De heer Van de Camp noemde het te gek voor woorden dat Afghanistan geen mensen wil terugnemen en hieraan niet meewerkt, terwijl Nederland zwaar werk levert om de situatie in het land te verbeteren. Kortheidshalve sluit ik mij op dit punt aan bij zijn woorden.
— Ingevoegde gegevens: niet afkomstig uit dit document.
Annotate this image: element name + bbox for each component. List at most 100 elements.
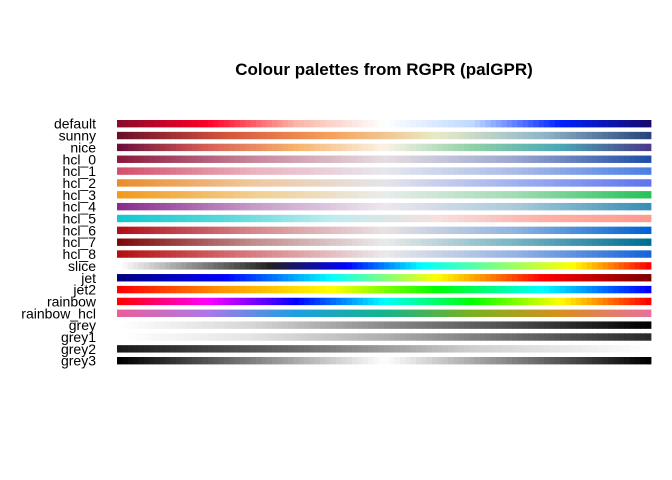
palette-cell [335, 202, 342, 211]
palette-cell [490, 120, 497, 128]
palette-cell [458, 297, 465, 306]
palette-cell [239, 262, 246, 270]
palette-cell [207, 285, 214, 294]
palette-cell [522, 333, 529, 341]
palette-cell [154, 143, 161, 152]
palette-cell [410, 120, 417, 128]
palette-cell [528, 345, 534, 353]
palette-cell [538, 333, 545, 341]
palette-cell [522, 226, 529, 235]
palette-cell [528, 309, 534, 317]
palette-cell [528, 226, 534, 235]
palette-cell [239, 226, 246, 235]
palette-cell [437, 345, 444, 353]
palette-cell [421, 297, 428, 306]
palette-cell [570, 333, 577, 341]
palette-cell [432, 357, 438, 365]
palette-cell [554, 285, 561, 294]
palette-cell [448, 226, 454, 235]
palette-cell [367, 167, 374, 175]
palette-cell [223, 262, 230, 270]
palette-cell [469, 155, 476, 163]
palette-cell [554, 345, 561, 353]
palette-cell [384, 250, 390, 258]
palette-cell [560, 297, 566, 306]
palette-cell [538, 179, 545, 187]
palette-cell [175, 202, 182, 211]
palette-cell [181, 214, 187, 223]
palette-cell [458, 285, 465, 294]
palette-cell [159, 238, 166, 246]
palette-cell [191, 274, 198, 282]
palette-cell [576, 202, 582, 211]
palette-cell [544, 120, 550, 128]
palette-row-hcl-3: hcl_3 [63, 187, 652, 203]
palette-cell [554, 238, 561, 246]
palette-cell [154, 274, 161, 282]
palette-cell [400, 202, 406, 211]
palette-cell [490, 167, 497, 175]
palette-cell [223, 274, 230, 282]
palette-cell [218, 309, 225, 317]
palette-cell [517, 155, 524, 163]
palette-cell [522, 274, 529, 282]
palette-cell [117, 238, 123, 246]
palette-cell [367, 214, 374, 223]
palette-cell [490, 274, 497, 282]
palette-cell [309, 202, 315, 211]
palette-cell [319, 262, 326, 270]
palette-cell [373, 155, 380, 163]
palette-cell [287, 262, 294, 270]
palette-label: jet [80, 270, 96, 286]
palette-cell [586, 143, 593, 152]
palette-cell [170, 274, 177, 282]
palette-cell [501, 285, 508, 294]
palette-cell [458, 191, 465, 199]
palette-cell [453, 202, 460, 211]
palette-cell [549, 321, 556, 329]
palette-cell [586, 202, 593, 211]
palette-cell [287, 143, 294, 152]
palette-cell [549, 214, 556, 223]
palette-cell [629, 167, 636, 175]
palette-cell [602, 321, 609, 329]
palette-cell [293, 179, 299, 187]
palette-label: grey1 [61, 329, 96, 345]
palette-cell [346, 214, 353, 223]
palette-cell [618, 321, 625, 329]
palette-cell [165, 143, 171, 152]
palette-cell [458, 143, 465, 152]
palette-cell [127, 179, 134, 187]
palette-cell [490, 179, 497, 187]
palette-row-default: default [54, 116, 652, 132]
palette-cell [389, 262, 396, 270]
palette-cell [416, 179, 422, 187]
palette-cell [250, 155, 257, 163]
palette-cell [565, 285, 572, 294]
palette-cell [175, 262, 182, 270]
palette-cell [378, 297, 385, 306]
palette-cell [303, 155, 310, 163]
palette-cell [218, 357, 225, 365]
palette-cell [159, 179, 166, 187]
palette-cell [528, 143, 534, 152]
palette-cell [629, 262, 636, 270]
palette-cell [501, 167, 508, 175]
palette-cell [389, 333, 396, 341]
palette-cell [202, 285, 209, 294]
palette-cell [389, 309, 396, 317]
palette-cell [213, 274, 219, 282]
palette-cell [469, 357, 476, 365]
palette-cell [207, 167, 214, 175]
palette-cell [117, 191, 123, 199]
palette-cell [298, 226, 305, 235]
palette-cell [394, 357, 401, 365]
palette-cell [608, 202, 615, 211]
palette-cell [474, 167, 481, 175]
palette-cell [576, 250, 582, 258]
palette-cell [592, 167, 598, 175]
palette-cell [602, 345, 609, 353]
palette-cell [624, 297, 631, 306]
palette-cell [405, 226, 412, 235]
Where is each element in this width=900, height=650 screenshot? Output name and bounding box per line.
De fractie van de ChristenUnie vindt dat er in de toekomst veel minder dan nu het geval is, discussie moet kunnen ontstaan over de juistheid van de 1F-status in individuele gevallen. Als daarover namelijk minder onduidelijkheid ontstaat, zijn zwaardere maatregelen mogelijk tegen personen aan wie artikel 1F is tegengeworpen. De familie kan dan van meet af aan beoordeeld worden op eigen gronden. Wij moeten deze mensen intensiever vervolgen, en ervoor zorgen dat zij aan het einde van het traject niet in de Nederlandse samenleving kunnen blijven rondlopen. In de brief van de staatssecretaris worden stappen aangekondigd in die richting. Er wordt meer ingezet op opsporing en vervolging van oorlogsmisdadigers. Dat is een goede zaak en heeft een afschrikwekkend effect. De fractie van de ChristenUnie vindt het jammer dat de staatssecretaris haar inzet op het punt van opsporing en vervolging feitelijk beperkt tot de situaties waarin niet kan worden uitgezet, omdat zij uitzetting voor laat gaan. Als duidelijk wordt dat je als oorlogsmisdadiger in Nederland grote kans maakt om te worden vervolgd, laat je het wel uit je hoofd om naar Nederland te komen. Die dreiging is dus belangrijk.

Op dit moment kent de IND veel 1F-labels toe terwijl niet direct strafrechtelijk onderzoek mogelijk is. Dit is een beroerd voorbeeld van de moeizame aansluiting van het bestuursrecht op het strafrecht. De eisen voor een strafrechtelijk onderzoek zijn vele malen zwaarder dan de relatief eenvoudige aanleiding voor een 1F-label in het bestuursrecht. Het OM moet vanaf het begin onderzoek doen naar mogelijke oorlogsmisdaden. Daarvoor moet veel meer capaciteit worden vrijgemaakt. Men kan op dit moment slechts vijf zaken per jaar aan. Ik vraag mij bovendien af of wij hierbij spreken over vijf zaken per jaar, of over vijf zaken tot nu toe. Het laatste zou betekenen dat de situatie nog ernstiger is.